Thursday, January 19, 2012

Knitting Together the Humanities and the Sciences

What do the humanities study? Beauty, ethics, language, the arts, history, epistemology, ontology, meaning, values, etc.

For a long time now, the sciences and the humanities have been divided. The sciences were understood to be sciences because of their ability to be mathematized and to give predictions. The humanities could not be mathematized nor made predictable, so they were shuttled off into their own area. And ignored by science. Though there was some effort at turning the humanities into science, the favor was mostly returned.

However, what if reductionist science is only half of the equation? What if complexity and emergence -- aspects studied by the humanities -- are legitimate areas of study for science?
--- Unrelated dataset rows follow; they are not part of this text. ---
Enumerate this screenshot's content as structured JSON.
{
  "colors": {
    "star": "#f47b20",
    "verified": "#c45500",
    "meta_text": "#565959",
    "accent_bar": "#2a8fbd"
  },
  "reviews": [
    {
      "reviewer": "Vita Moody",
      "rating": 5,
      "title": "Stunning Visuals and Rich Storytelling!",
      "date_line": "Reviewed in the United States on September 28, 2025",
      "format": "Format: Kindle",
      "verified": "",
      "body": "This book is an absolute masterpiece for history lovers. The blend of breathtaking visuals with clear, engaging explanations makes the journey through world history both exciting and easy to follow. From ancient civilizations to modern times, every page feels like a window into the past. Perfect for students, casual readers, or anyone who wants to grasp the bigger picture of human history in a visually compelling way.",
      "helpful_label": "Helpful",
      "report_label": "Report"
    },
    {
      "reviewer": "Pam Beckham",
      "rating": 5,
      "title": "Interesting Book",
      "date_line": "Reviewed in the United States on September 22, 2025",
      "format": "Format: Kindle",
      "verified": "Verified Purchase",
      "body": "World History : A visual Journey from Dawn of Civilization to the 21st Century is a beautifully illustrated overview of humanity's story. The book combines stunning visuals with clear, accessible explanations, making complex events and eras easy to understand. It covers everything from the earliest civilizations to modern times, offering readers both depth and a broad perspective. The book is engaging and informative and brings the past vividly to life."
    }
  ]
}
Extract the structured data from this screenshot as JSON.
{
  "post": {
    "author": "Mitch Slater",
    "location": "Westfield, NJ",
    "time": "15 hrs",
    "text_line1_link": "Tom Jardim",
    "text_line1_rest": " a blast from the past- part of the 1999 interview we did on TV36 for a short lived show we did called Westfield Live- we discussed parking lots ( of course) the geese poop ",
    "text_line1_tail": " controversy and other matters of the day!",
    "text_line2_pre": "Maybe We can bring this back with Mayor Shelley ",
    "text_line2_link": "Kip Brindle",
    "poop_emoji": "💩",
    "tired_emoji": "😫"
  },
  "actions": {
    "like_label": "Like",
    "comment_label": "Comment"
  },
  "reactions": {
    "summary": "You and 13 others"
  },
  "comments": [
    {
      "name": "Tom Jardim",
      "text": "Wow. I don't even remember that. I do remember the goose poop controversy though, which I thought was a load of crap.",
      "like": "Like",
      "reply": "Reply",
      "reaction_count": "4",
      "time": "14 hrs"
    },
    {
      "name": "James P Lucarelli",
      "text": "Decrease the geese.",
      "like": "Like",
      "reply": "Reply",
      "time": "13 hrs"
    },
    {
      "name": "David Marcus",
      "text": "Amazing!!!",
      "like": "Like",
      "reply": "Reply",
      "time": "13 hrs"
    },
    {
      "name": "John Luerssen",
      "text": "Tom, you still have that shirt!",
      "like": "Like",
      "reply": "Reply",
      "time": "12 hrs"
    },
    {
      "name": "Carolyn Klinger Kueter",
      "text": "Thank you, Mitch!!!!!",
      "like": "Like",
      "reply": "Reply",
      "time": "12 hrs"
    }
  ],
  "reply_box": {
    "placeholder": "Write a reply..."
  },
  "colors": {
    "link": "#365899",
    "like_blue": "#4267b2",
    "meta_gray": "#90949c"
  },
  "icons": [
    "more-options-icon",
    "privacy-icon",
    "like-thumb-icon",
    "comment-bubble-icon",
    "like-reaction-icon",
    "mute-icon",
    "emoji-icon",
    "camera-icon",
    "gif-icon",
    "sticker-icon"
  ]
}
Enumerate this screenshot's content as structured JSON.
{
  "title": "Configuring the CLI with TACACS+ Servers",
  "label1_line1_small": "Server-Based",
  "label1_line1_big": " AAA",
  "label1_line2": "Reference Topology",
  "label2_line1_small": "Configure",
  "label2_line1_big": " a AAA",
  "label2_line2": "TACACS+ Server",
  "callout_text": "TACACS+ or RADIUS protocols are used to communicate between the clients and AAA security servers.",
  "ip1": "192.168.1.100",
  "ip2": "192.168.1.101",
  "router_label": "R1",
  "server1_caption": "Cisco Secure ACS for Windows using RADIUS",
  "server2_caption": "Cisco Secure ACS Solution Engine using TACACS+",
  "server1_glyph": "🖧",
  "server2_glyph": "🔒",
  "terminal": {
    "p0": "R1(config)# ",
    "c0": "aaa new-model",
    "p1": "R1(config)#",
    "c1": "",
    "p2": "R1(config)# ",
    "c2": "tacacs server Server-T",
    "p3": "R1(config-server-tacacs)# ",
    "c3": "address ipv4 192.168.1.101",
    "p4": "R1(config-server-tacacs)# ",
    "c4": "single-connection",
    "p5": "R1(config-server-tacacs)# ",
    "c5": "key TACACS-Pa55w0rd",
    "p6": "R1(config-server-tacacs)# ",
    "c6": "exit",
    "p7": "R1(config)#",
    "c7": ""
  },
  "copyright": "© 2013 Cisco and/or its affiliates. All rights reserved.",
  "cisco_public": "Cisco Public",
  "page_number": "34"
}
How does that change the relationship between the humanities and the sciences?

Many in the humanities have studied the impact of the economy and society on the humanities and artistic production -- mostly through Marxist lenses. Many in the humanities have used anthropological and cultural studies to study the humanities and artistic production. Many in the humanities have used psychological theories to study the humanities and artistic production. And they are right to do so, because the mind/brain, culture, and society are important elements to understand the humanities, and the production, appreciation, and understanding of the arts. But psychology, anthropology, and economics and sociology are all sciences. They are just complex sciences. They cannot be reduced to physics. They have their own emergent properties. Out of our psychological, culture, and sociological interactions -- out of this milieu -- come the arts and humanities. We are already in a situation to use science to understand the arts and humanities -- so long as we are using the right science, and not the wrong ones (mathematized sciences, like physics), which are far, far, far too simple.

Chaos theory, self-organization (including spontaneous order) theory, bios theory, complexity, emergence, information theory, network theory, etc. are all part of the new science of emergent complexity that is central to reconnecting the sciences with the humanities. More, it will help us to stop doing bad science in the complex sciences, particularly the social sciences, which are between the sciences of psychology (broadly understood) and the humanities. This suggests that the mathematical approaches so popular in economics in particular can do little more than mislead us. More appropriate to understanding self-organizing social networks are the methods of the humanities. Spontaneous orders are the stories of our lives we are living with others. We need to understand them as such. That is a very different approach than the attempt to turn economics into something akin to mathematical physics.